Estimate how many terms of this Fourier series are needed to approximate the given function with an accuracy of $0.01 = 10^{-2}$.

Question

$$f\left(x\right) = \left\{ \begin{array}{lr} |x|, & x \in [-2,2]\\ f(x+4k), & \text{otherwise} \end{array} \right.\\$$ where in the second case $k \in \mathbb{Z}$ is chosen so that $x+4k \in [-2,2]$.

Now I've already sketched this function and found its Fourier series as per parts (a) and (b) of the question. However, part (c) has me completely stumped. It asks:

Estimate how many terms of this Fourier series are needed to approximate the given function with an accuracy of $0.01 = 10^{-2}$. Assume that you can measure the error of an approximation by the maximal absolute value of the first discarded term in the series.

I don't really understand what the question means by this. Also I've found the Fourier series of the function to be: $$1 - 8\sum_{n=1}^{\infty} \frac{1}{(2n+1)^2\pi^2}\cos\left(\frac{(2n+1)\pi x}{2}\right)$$

Assuming this is correct, how can go about finding the error?

Thank you for taking the time.

Answer 1

After you Corrected your Fourier series as Claudia Molina hinted at in her answer/comment, ($n$ vs. $(2n+1)$ in the cosine argument), the partial sums give indeed the correct approximations

and the errors over a period look like this

Stopping the series at index $n$, the next term has a coefficient and thus maximal value of $-\dfrac8{(\pi(2n+3))^2}$. To get that below the given error level needs $2n+3\ge\frac{20\sqrt2}{\pi}=9.00316316..$, thus $n>3$. With $n=4$ being the first line in the previous graph, one can see that the error is above the given error level around the kinks of the function. This error bound works best at points where the series is mostly alternating, here best around $x=\pm 1$

A more strict estimate of the error also covers the point where the cosine terms have all the same sign, that is around $x=0,\pm2,\pm4,...$, would use that $$ \sum_{k>n}\frac1{(2k+1)^2}\le \sum_{k>n}\frac1{4k(k+1)}=\frac1{4(n+1)} $$ so that the error of the partial sum of the Fourier series is bounded by $\dfrac2{\pi^2(n+1)}$ so $n+1\ge\frac{200}{\pi^2}=20.2642$, $n\ge 20$. The error graph for the partial sums around this index confirm this error bound.

Answer 2

I don't want to hijack your question but I'm guessing your deadline is also coming up Monday so I'll be quick.

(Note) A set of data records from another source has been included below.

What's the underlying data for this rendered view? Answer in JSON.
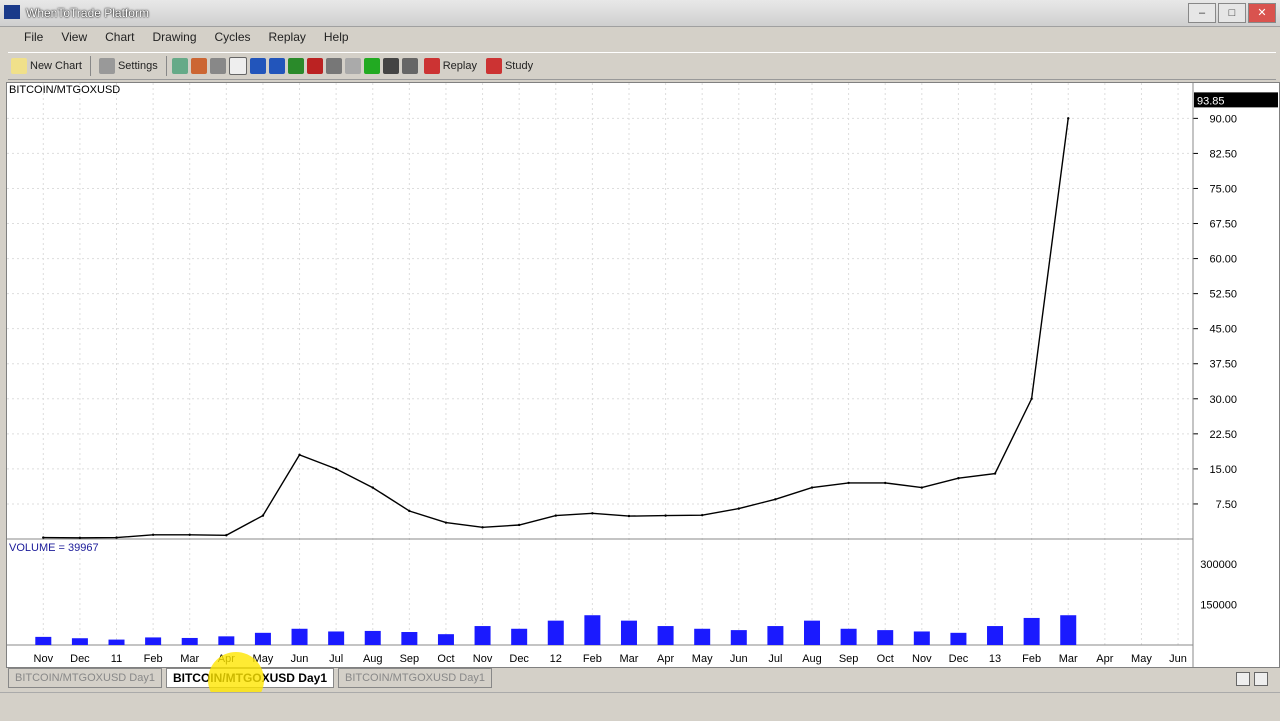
{
  "window": {
    "title": "WhenToTrade Platform"
  },
  "menu": [
    "File",
    "View",
    "Chart",
    "Drawing",
    "Cycles",
    "Replay",
    "Help"
  ],
  "toolbar": {
    "new_chart": "New Chart",
    "settings": "Settings",
    "replay": "Replay",
    "study": "Study"
  },
  "tabs": [
    "BITCOIN/MTGOXUSD Day1",
    "BITCOIN/MTGOXUSD Day1",
    "BITCOIN/MTGOXUSD Day1"
  ],
  "active_tab": 1,
  "chart": {
    "symbol": "BITCOIN/MTGOXUSD",
    "last_price": "93.85",
    "volume_label": "VOLUME = 39967",
    "price_ticks": [
      "90.00",
      "82.50",
      "75.00",
      "67.50",
      "60.00",
      "52.50",
      "45.00",
      "37.50",
      "30.00",
      "22.50",
      "15.00",
      "7.50"
    ],
    "volume_ticks": [
      "300000",
      "150000"
    ],
    "x_labels": [
      "Nov",
      "Dec",
      "11",
      "Feb",
      "Mar",
      "Apr",
      "May",
      "Jun",
      "Jul",
      "Aug",
      "Sep",
      "Oct",
      "Nov",
      "Dec",
      "12",
      "Feb",
      "Mar",
      "Apr",
      "May",
      "Jun",
      "Jul",
      "Aug",
      "Sep",
      "Oct",
      "Nov",
      "Dec",
      "13",
      "Feb",
      "Mar",
      "Apr",
      "May",
      "Jun"
    ],
    "colors": {
      "price": "#000000",
      "volume": "#1a1aff",
      "price_box": "#000000"
    }
  },
  "chart_data": {
    "type": "line",
    "title": "BITCOIN/MTGOXUSD",
    "x": [
      "Nov",
      "Dec",
      "11",
      "Feb",
      "Mar",
      "Apr",
      "May",
      "Jun",
      "Jul",
      "Aug",
      "Sep",
      "Oct",
      "Nov",
      "Dec",
      "12",
      "Feb",
      "Mar",
      "Apr",
      "May",
      "Jun",
      "Jul",
      "Aug",
      "Sep",
      "Oct",
      "Nov",
      "Dec",
      "13",
      "Feb",
      "Mar"
    ],
    "series": [
      {
        "values": [
          0.3,
          0.25,
          0.3,
          0.9,
          0.9,
          0.8,
          5,
          18,
          15,
          11,
          6,
          3.5,
          2.5,
          3,
          5,
          5.5,
          4.9,
          5,
          5.1,
          6.5,
          8.5,
          11,
          12,
          12,
          11,
          13,
          14,
          30,
          90
        ]
      }
    ],
    "ylim": [
      0,
      95
    ],
    "volume": [
      30000,
      25000,
      20000,
      28000,
      26000,
      32000,
      45000,
      60000,
      50000,
      52000,
      48000,
      40000,
      70000,
      60000,
      90000,
      110000,
      90000,
      70000,
      60000,
      55000,
      70000,
      90000,
      60000,
      55000,
      50000,
      45000,
      70000,
      100000,
      110000
    ]
  }
}
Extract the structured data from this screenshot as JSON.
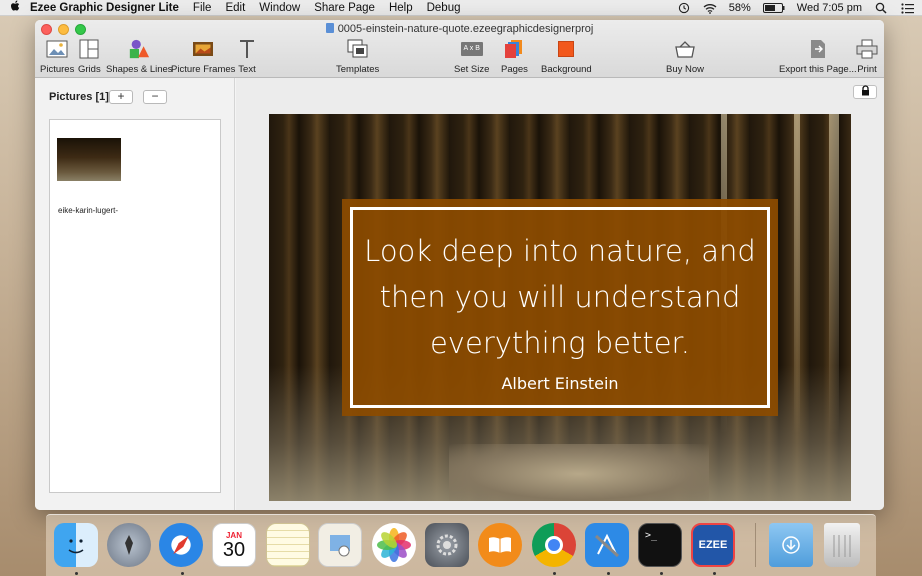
{
  "menubar": {
    "apple": "",
    "app_name": "Ezee Graphic Designer Lite",
    "items": [
      "File",
      "Edit",
      "Window",
      "Share Page",
      "Help",
      "Debug"
    ],
    "battery": "58%",
    "clock": "Wed 7:05 pm"
  },
  "window": {
    "title": "0005-einstein-nature-quote.ezeegraphicdesignerproj"
  },
  "toolbar": {
    "pictures": "Pictures",
    "grids": "Grids",
    "shapes": "Shapes & Lines",
    "frames": "Picture Frames",
    "text": "Text",
    "templates": "Templates",
    "set_size": "Set Size",
    "pages": "Pages",
    "background": "Background",
    "buy_now": "Buy Now",
    "export": "Export this Page...",
    "print": "Print",
    "set_size_icon_text": "A x B"
  },
  "pictures_panel": {
    "title": "Pictures [1]",
    "add": "+",
    "remove": "−",
    "items": [
      {
        "label": "eike-karin-lugert-"
      }
    ]
  },
  "design": {
    "quote": [
      "Look deep into nature, and",
      "then you will understand",
      "everything better."
    ],
    "author": "Albert Einstein",
    "box_color": "#8c4b00"
  },
  "dock": {
    "calendar_month": "JAN",
    "calendar_day": "30",
    "ezee_label": "EZEE",
    "terminal_prompt": ">_"
  }
}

I think ''maximal'' has got to be a misspelling, right? Anyways, we got slightly different formulas for f(x). For $a_n = \frac{8}{n^2\pi^2}[n\pi sin (n\pi) + cos (n\pi) -1]$ we have $a_n$=0 for even n and $a_n=\frac{-16}{n^2\pi^2}=-(\frac{4}{n\pi})^2$ for odd n so when I expanded my series I had only coefficients of the form (-) $[\frac{4}{(2n+1)\pi^2}]^2$ and the cos $n\pi x/L$ == cos $(2n+1)\pi x /2$. Sorry for the bad layout I have only just lurked on this website before.